5. Empirical Findings and Model Limitations

Comprehensive studies consistently demonstrate:

Compositional generalization and failure modes: Performance drops sharply as the number of relations per expression increases; multi-hop chains, conjunction ("and"), disjunction ("or"), and negation remain open challenges (Chen et al., 2020, Tumu et al., 8 Nov 2025, Gao et al., 6 Dec 2025).
Spatial semantics: Task-specific models outperform large VLMs on directional, projective, and topological relations when trained with compositional inductive biases; VLMs perform well on attribute-based and category-only tasks, but degrade in relational and ambiguous cases (Tumu et al., 8 Nov 2025, Tumu et al., 4 Feb 2025).
Negation and no-target: Hallucinated predictions (false-positive bounding boxes) abound unless explicit operator-level verification, rejection supervision, or RL with rejection rewards is applied. Recent neuro-symbolic and chain-of-thought approaches exhibit dramatic improvements (Liu et al., 2024, Gao et al., 6 Dec 2025, Park et al., 19 Jan 2026, Jiang et al., 4 Jun 2025).
Commonsense and external knowledge: Integrating curated knowledge bases (e.g., CK-Transformer) meaningfully boosts ability to resolve expressions requiring world knowledge beyond the perceptual signal (Zhang et al., 2023).
Interpretability and transparency: Modular and program-based pipelines support direct visualization and human auditing of intermediate reasoning steps or module outputs, promoting diagnosis and reliability (Liu et al., 2019, Yang et al., 2020, Jiang et al., 4 Jun 2025, Park et al., 19 Jan 2026).

Table: Quantitative illustration - Category-wise accuracy on CopsRef (from (Tumu et al., 8 Nov 2025)).
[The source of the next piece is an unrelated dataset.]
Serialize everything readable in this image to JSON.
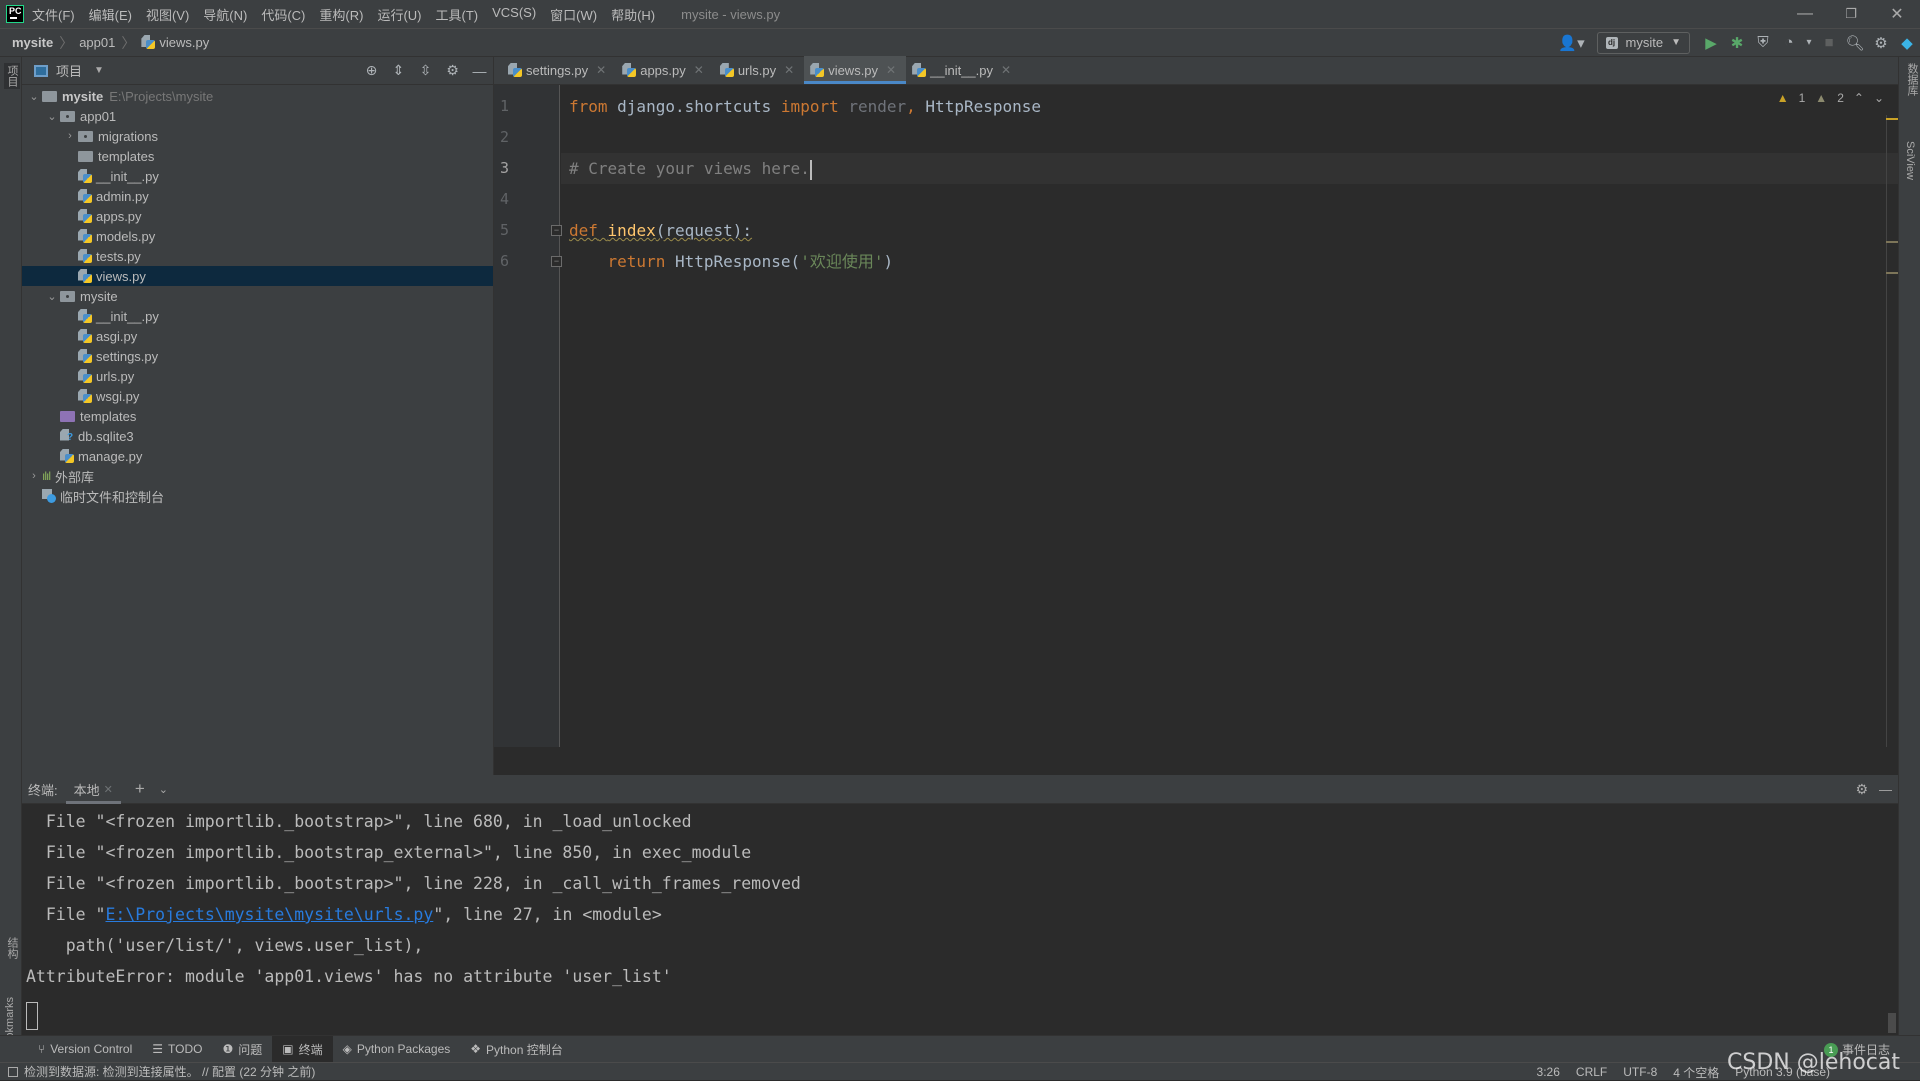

Relation Category	GDINO (%)	MGA-Net (%)	Note
Topological	83.0	67.3	highest
Absolute	82.1	80.7
Proximity	80.7	62.8
Directional	65.5	52.9	lowest

6. Research Gaps and Future Directions

Despite progress, major open challenges persist:

Metric and continuous spatial reasoning: Most benchmarks address qualitative spatial language; extending to metric expressions (e.g., "two feet to the right of") is needed (Tumu et al., 8 Nov 2025, Tumu et al., 4 Feb 2025).
Dynamic, recursive, or symbolic architectures: Advances in recursive, pushdown, or neuro-symbolic model composition are expected to further improve multi-step, compositional generalization (Tumu et al., 8 Nov 2025, Yang et al., 2020, Park et al., 19 Jan 2026).
Robust handling of negation, absence, and hallucination: Systematic augmentation with negative and contrastive queries, and the inclusion of explicit abstention signals in model design and pre-training pipelines, remain crucial (Liu et al., 2024, Gao et al., 6 Dec 2025, Jiang et al., 4 Jun 2025, Park et al., 19 Jan 2026).
Transfer and modularity: Models trained explicitly on referring reasoning show measurable transfer to downstream VQA, geometric, and robotic settings, but transfer is still limited by architectural alignment and task specification (Liu et al., 25 Sep 2025, Zhou et al., 4 Jun 2025, Liu et al., 22 Sep 2025).
Scalability and efficiency: Operator-level verification and program decoupling yield significant gains in throughput while offering interpretability and robust no-target handling; optimizing for efficient batch program generation and execution is an ongoing area (Park et al., 19 Jan 2026).

Explicit chain-of-thought, neuro-symbolic, and modular attention architectures, coupled with task- and reward-specific RL fine-tuning and synthetic hard-negative supervision, are converging toward robust, generalizable, and interpretable referring reasoning systems across diverse modalities and environments.